The coolest part of The Stephen King Illustrated Companion, in my opinion, is the included material. King gave the publisher permission to reprint a number of documents from his archives at University of Maine. I haven't yet seen exactly how these reproductions will look in the finished book, but a number of them are several pages long and will probably be booklets of some sort.



In the weeks leading up to publication, I'll tease you with some of these items.

Comments

    • First draft typescript pages with handwritten notes, including (but not limited to) pages from The Gunslinger, The Stand, Pet Sematary and The Dead Zone
    • Several handwritten first draft manuscript pages from Cujo
    • A reproduction of a handwritten ledger containing a section of an unpublished work, a familiar scene from Needful Things and a scene from another (1990s) novel that is completely different from the published version
    • A reproduction of the January 29, 1966 issue of the Lisbon Drum containing the ultra-rare juvenile short story “43rd Dream” and a three-panel cartoon drawn by King.
  • Bev, you keep adding things and I keep getting more and more excited about this!



    John
  • That's my intention!! Since B&N isn't doing any publicity, I figure the onus is on me to stir up some!
    • A reproduction of several pages from Comics Review featuring part of "I Was a Teen-age Grave Robber," King's first story publication. The story was serialized over several issues of the fanzine in 1965.
    • 1) Final galley page from The Stand containing the Author's Note, with King's handwritten changes and additions. 2) Manuscript pages for the scene where Larry Underwood and Rita escape from New York via the Lincoln Tunnel. King has identified this as his favorite scene in the book.
    • A look inside The Shining. The title page, dated May 13, 1975, still bears King's original title, The Shine, along with a handwritten note to Bill Thompson. Three pages from the original manuscript show how King changed his mind about Danny's encounter with the fire hose outside room 217 in Chapter 19. The first draft of "Inside 217" --the famous bathtub scene--containing King's hand-written revisions and annotations. In this draft, Danny's mother is named...(you'll have to check out the book to find the answer to that question!)
  • Awesome stuff indeed! Your sales job worked! Just pulled the trigger on this.
  • I have to add a plug to this.



    These are some seriously awesome reproductions. You can see the wrinkles in the originals, the hand written stuff looks like it is the real thing not a reproduction. It really is amazing. Too lazy to go look up which one this is, but there is a set of hand written pages in it that are reproduced on ruled paper with the holes and everything. Like I said just amazing.
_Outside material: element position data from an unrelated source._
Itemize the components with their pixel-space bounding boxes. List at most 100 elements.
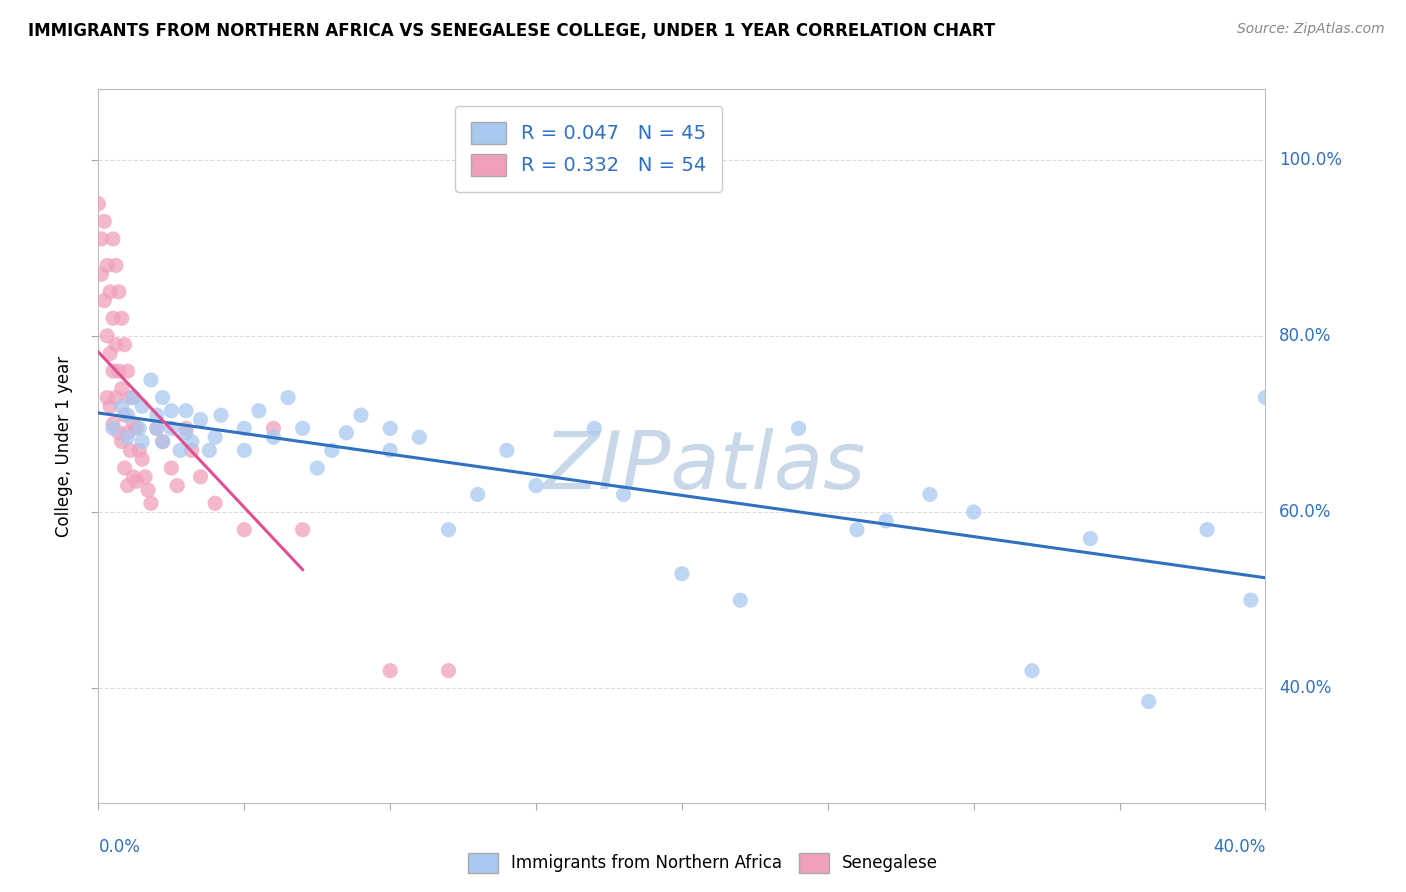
Point: [190, 412, 212, 426]
Point: [114, 408, 136, 422]
Point: [233, 421, 256, 435]
Point: [134, 470, 156, 484]
Point: [131, 434, 153, 449]
Legend: R = 0.047   N = 45, R = 0.332   N = 54: R = 0.047 N = 45, R = 0.332 N = 54: [456, 106, 723, 192]
Point: [1254, 391, 1277, 405]
Point: [1195, 523, 1218, 537]
Point: [169, 443, 191, 458]
Text: 80.0%: 80.0%: [1279, 326, 1331, 345]
Text: 100.0%: 100.0%: [1279, 151, 1343, 169]
Point: [120, 391, 142, 405]
Point: [209, 408, 232, 422]
Point: [962, 505, 984, 519]
Point: [190, 470, 212, 484]
Point: [204, 496, 226, 510]
Point: [146, 421, 169, 435]
Point: [204, 430, 226, 444]
Point: [128, 421, 150, 435]
Point: [160, 403, 183, 417]
Point: [160, 461, 183, 475]
Point: [335, 425, 357, 440]
Point: [122, 417, 145, 431]
Point: [114, 461, 136, 475]
Point: [247, 403, 270, 417]
Point: [160, 421, 183, 435]
Point: [262, 430, 284, 444]
Point: [1240, 593, 1263, 607]
Point: [437, 664, 460, 678]
Point: [122, 391, 145, 405]
Point: [93, 293, 115, 308]
Text: Source: ZipAtlas.com: Source: ZipAtlas.com: [1237, 22, 1385, 37]
Point: [139, 496, 162, 510]
Point: [846, 523, 869, 537]
Point: [174, 421, 197, 435]
Point: [101, 417, 124, 431]
Point: [125, 421, 148, 435]
Point: [380, 443, 402, 458]
Point: [125, 475, 148, 489]
Point: [875, 514, 897, 528]
Point: [152, 391, 174, 405]
Point: [111, 434, 134, 449]
Point: [101, 232, 124, 246]
Y-axis label: College, Under 1 year: College, Under 1 year: [55, 355, 73, 537]
Point: [174, 425, 197, 440]
Text: ZIPatlas: ZIPatlas: [544, 428, 866, 507]
Point: [111, 311, 134, 326]
Legend: Immigrants from Northern Africa, Senegalese: Immigrants from Northern Africa, Senegal…: [461, 847, 945, 880]
Point: [437, 523, 460, 537]
Point: [524, 478, 547, 492]
Point: [380, 421, 402, 435]
Text: 0.0%: 0.0%: [98, 838, 141, 855]
Point: [108, 364, 131, 378]
Point: [122, 470, 145, 484]
Point: [612, 487, 634, 501]
Point: [583, 421, 606, 435]
Point: [671, 566, 693, 581]
Point: [131, 452, 153, 467]
Point: [139, 373, 162, 387]
Point: [117, 478, 139, 492]
Point: [111, 400, 134, 414]
Point: [321, 443, 343, 458]
Point: [96, 391, 118, 405]
Point: [291, 523, 314, 537]
Point: [108, 285, 131, 299]
Point: [131, 400, 153, 414]
Point: [496, 443, 519, 458]
Point: [87, 196, 110, 211]
Point: [98, 346, 121, 360]
Point: [180, 443, 202, 458]
Point: [98, 400, 121, 414]
Point: [117, 408, 139, 422]
Point: [262, 421, 284, 435]
Point: [128, 443, 150, 458]
Point: [166, 478, 188, 492]
Point: [918, 487, 941, 501]
Point: [108, 425, 131, 440]
Point: [101, 364, 124, 378]
Point: [101, 311, 124, 326]
Point: [350, 408, 373, 422]
Point: [146, 421, 169, 435]
Text: 40.0%: 40.0%: [1279, 680, 1331, 698]
Point: [467, 487, 489, 501]
Point: [120, 443, 142, 458]
Point: [307, 461, 329, 475]
Text: 60.0%: 60.0%: [1279, 503, 1331, 521]
Point: [787, 421, 810, 435]
Point: [104, 259, 127, 273]
Point: [96, 329, 118, 343]
Point: [114, 337, 136, 351]
Point: [104, 337, 127, 351]
Point: [146, 408, 169, 422]
Point: [1080, 532, 1102, 546]
Point: [174, 403, 197, 417]
Text: 40.0%: 40.0%: [1213, 838, 1265, 855]
Point: [1021, 664, 1043, 678]
Point: [233, 523, 256, 537]
Point: [730, 593, 752, 607]
Text: IMMIGRANTS FROM NORTHERN AFRICA VS SENEGALESE COLLEGE, UNDER 1 YEAR CORRELATION : IMMIGRANTS FROM NORTHERN AFRICA VS SENEG…: [28, 22, 995, 40]
Point: [408, 430, 430, 444]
    You will have to excuse the adverbs there. :P
  • I agree. Some of the reproduced autographs look like originals. They did an amazing job in recreating these documents.
  • Wow. Just wow! Best deal for the money ever! The extras are beyond amazing and of extreme quality too. Fantastic.
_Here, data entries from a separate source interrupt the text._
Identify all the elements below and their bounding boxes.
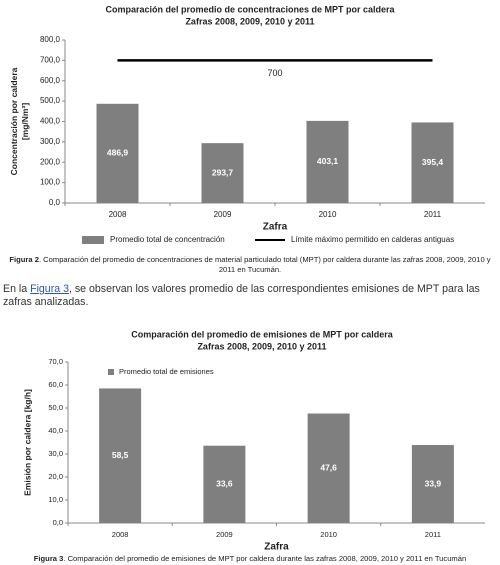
y-tick-label: 20,0	[48, 472, 63, 481]
x-tick-label: 2009	[214, 210, 232, 219]
y-tick-label: 600,0	[40, 76, 61, 85]
bar	[99, 388, 142, 523]
chart: Comparación del promedio de concentracio…	[9, 4, 485, 244]
bar	[96, 103, 139, 203]
y-tick-label: 200,0	[40, 157, 61, 166]
y-tick-label: 300,0	[40, 137, 61, 146]
y-tick-label: 100,0	[40, 178, 61, 187]
legend-label: Promedio total de emisiones	[119, 367, 214, 376]
x-axis-label: Zafra	[263, 222, 288, 233]
bar	[307, 413, 350, 523]
legend-label: Límite máximo permitido en calderas anti…	[291, 235, 454, 244]
x-tick-label: 2011	[424, 210, 442, 219]
caption-text: . Comparación del promedio de emisiones …	[63, 554, 467, 563]
bar	[306, 120, 349, 203]
y-tick-label: 400,0	[40, 117, 61, 126]
x-tick-label: 2010	[319, 210, 337, 219]
caption-text: . Comparación del promedio de concentrac…	[38, 255, 491, 274]
x-axis-label: Zafra	[264, 542, 289, 550]
figure-link[interactable]: Figura 3	[30, 283, 69, 295]
y-axis-label: Emisión por caldera [kg/h]	[22, 389, 32, 496]
data-label: 486,9	[107, 148, 129, 158]
y-tick-label: 0,0	[53, 518, 63, 527]
legend-label: Promedio total de concentración	[110, 235, 225, 244]
figure-caption: Figura 3. Comparación del promedio de em…	[5, 554, 495, 564]
y-tick-label: 800,0	[40, 35, 61, 44]
y-tick-label: 0,0	[49, 198, 61, 207]
data-label: 33,9	[425, 478, 442, 488]
y-tick-label: 60,0	[48, 380, 63, 389]
bar	[203, 445, 246, 523]
chart: Comparación del promedio de emisiones de…	[22, 329, 485, 550]
chart-title: Comparación del promedio de emisiones de…	[131, 329, 394, 339]
caption-label: Figura 3	[33, 554, 64, 563]
chart-title: Comparación del promedio de concentracio…	[105, 4, 395, 14]
chart-subtitle: Zafras 2008, 2009, 2010 y 2011	[185, 16, 314, 26]
x-tick-label: 2011	[425, 530, 441, 539]
figure-caption: Figura 2. Comparación del promedio de co…	[5, 255, 495, 275]
legend-swatch	[108, 369, 114, 375]
y-axis-label: Concentración por caldera	[9, 67, 19, 175]
bar	[201, 143, 244, 203]
data-label: 33,6	[216, 479, 233, 489]
chart-subtitle: Zafras 2008, 2009, 2010 y 2011	[197, 341, 326, 351]
caption-label: Figura 2	[9, 255, 39, 264]
x-tick-label: 2009	[216, 530, 233, 539]
text: En la	[3, 283, 31, 295]
y-tick-label: 70,0	[48, 357, 63, 366]
y-tick-label: 500,0	[40, 96, 61, 105]
y-tick-label: 700,0	[40, 55, 61, 64]
data-label: 293,7	[212, 167, 234, 177]
text: , se observan los valores promedio de la…	[3, 283, 480, 308]
data-label: 395,4	[422, 157, 444, 167]
y-tick-label: 10,0	[48, 495, 63, 504]
data-label: 403,1	[317, 156, 339, 166]
reference-label: 700	[267, 68, 282, 78]
legend-swatch	[82, 236, 104, 244]
bar	[411, 122, 454, 203]
y-axis-label: [mg/Nm³]	[20, 103, 30, 140]
bar	[411, 445, 454, 523]
paragraph: En la Figura 3, se observan los valores …	[3, 283, 498, 309]
y-tick-label: 30,0	[48, 449, 63, 458]
data-label: 58,5	[112, 450, 129, 460]
x-tick-label: 2010	[320, 530, 337, 539]
y-tick-label: 40,0	[48, 426, 63, 435]
x-tick-label: 2008	[112, 530, 129, 539]
data-label: 47,6	[320, 463, 337, 473]
y-tick-label: 50,0	[48, 403, 63, 412]
x-tick-label: 2008	[109, 210, 127, 219]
    Add your excellent, eductional, and entertaining writing to the mix and this one is a real winner.



    Congrats!



    Feel like a kid finding buried treasure. 8-)
  • Thanks! Someone else made the same comment to me yesterday -- like a kid enjoying his first pop-up book. I am very gratified that the response to the book has been unanimously positive so far. Have yet to hear a discouraging word!